Market Psychology – Regret
By: Gaurav Taneja, Financial Trainer, Venteskraft May 19, 2020
One often faces actual harm, when trading in the stock market. If you bet a lot of money on a single trade, and it goes against you, you lose it. The actual loss of money is painful to loot at. It keeps hurting and you start regretting, why you made that trade. This is a human instinct to avoid paint at any cost. Not only is the loss of money painful but even the feeling of regret of taking the wrong trade. And this feeling of regret is so powerful that most of the times traders avoid putting a trade, for fear of having to face a loss or regret. It feels like the feeling of regret is more painful than the actual loss of money.
But is this regret good or bad? The fact is that neither it is good nor bad. It depends on how you take it. For example, if you take a trade solely with your intelligence, and if it goes wrong it will not be that painful because you know you might have made a mistake. But as soon as you combine your ego with the trade, you just can’t accept to lose. Feelings of regret are painful. If you keep earning the money consistently from stock market, it will grow exponentially. Same is with the regret, if you start taking it to your heart every time it comes, it will start increasing exponentially and there are chances you might even leave trading.

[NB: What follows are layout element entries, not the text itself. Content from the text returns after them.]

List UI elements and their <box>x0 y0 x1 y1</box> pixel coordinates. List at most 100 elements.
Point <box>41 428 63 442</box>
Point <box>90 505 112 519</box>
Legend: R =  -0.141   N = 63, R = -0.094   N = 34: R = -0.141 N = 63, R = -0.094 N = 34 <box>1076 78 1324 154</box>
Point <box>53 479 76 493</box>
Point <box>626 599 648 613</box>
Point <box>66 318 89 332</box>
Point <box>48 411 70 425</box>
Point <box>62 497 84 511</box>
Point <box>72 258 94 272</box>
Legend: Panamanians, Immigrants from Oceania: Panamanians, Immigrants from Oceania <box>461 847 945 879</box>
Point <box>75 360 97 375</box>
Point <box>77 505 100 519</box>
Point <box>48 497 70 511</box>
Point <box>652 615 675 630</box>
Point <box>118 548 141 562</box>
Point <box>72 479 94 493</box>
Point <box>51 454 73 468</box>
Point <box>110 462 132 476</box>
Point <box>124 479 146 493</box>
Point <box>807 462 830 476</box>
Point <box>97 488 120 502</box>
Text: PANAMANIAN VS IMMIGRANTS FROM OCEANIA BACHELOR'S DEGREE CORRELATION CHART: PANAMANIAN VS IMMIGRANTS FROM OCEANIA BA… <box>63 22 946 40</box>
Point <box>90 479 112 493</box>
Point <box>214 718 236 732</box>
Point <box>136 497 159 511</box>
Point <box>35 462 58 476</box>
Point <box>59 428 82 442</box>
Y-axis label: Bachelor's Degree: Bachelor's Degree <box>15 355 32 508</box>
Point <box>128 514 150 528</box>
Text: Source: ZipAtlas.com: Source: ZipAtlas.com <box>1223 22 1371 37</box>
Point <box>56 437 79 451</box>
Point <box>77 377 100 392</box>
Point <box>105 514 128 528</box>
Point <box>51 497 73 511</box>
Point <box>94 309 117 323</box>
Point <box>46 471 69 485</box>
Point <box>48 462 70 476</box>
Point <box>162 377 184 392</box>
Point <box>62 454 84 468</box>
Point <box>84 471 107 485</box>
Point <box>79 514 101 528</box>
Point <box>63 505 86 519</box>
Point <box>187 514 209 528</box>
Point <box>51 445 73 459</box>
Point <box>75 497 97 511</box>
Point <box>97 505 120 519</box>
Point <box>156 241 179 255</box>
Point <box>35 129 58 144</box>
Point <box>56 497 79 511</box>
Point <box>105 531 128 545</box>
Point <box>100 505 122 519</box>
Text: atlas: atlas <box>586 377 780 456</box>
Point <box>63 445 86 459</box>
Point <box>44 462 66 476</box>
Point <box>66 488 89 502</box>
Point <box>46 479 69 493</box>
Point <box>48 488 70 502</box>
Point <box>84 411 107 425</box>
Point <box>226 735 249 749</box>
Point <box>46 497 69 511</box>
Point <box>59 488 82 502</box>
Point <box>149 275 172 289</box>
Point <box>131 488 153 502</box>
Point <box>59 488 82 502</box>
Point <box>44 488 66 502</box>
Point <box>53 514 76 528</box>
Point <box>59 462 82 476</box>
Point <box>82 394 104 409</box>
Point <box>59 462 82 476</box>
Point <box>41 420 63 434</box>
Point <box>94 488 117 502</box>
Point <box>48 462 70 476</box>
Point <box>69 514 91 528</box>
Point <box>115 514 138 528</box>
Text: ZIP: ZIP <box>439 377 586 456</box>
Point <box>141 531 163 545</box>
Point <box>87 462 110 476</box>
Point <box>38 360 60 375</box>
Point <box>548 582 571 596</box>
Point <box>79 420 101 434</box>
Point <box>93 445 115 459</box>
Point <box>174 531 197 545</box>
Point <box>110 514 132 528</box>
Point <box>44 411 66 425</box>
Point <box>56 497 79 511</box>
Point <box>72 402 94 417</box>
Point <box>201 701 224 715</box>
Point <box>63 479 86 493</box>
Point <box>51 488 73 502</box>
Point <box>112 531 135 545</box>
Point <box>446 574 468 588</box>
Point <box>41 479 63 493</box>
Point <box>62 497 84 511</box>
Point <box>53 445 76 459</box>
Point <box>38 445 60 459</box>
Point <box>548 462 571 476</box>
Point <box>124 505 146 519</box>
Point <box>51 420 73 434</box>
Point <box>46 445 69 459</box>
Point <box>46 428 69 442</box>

Usually the only straightforward solution to cope with regret is to avoid placing the trade. Until you place the trade, there are zero chances of being wrong, and if you are not wrong then none of it will be born. But neither will you learn to trade nor will you earn the profits, the main reason you started trading. So the most important way of coping with regret is to accept it as an emotion and accept that it will come to you as a trader. It is completely delusional to think that you can avoid the regret. You can remind yourself that regret is not that bad as you are overthinking and making it.
We as humans have a habit of overthinking and overstating the bad effects of the outcome. We tend to think that losing a trade would be awful, terrible and catastrophic. The truth is, if we control our risk on the trade, and plan it out carefully, the risk will be minimized and not catastrophic at all. Think in terms of probabilities, “This is just one of my many trades. The outcome of this single trade means nothing. The big picture is all that counts.” Do not let the tendency to avoid trade become a habit. Regret is a powerful emotion, it can be painful also. But it is not necessary to let the fear of regret influence you.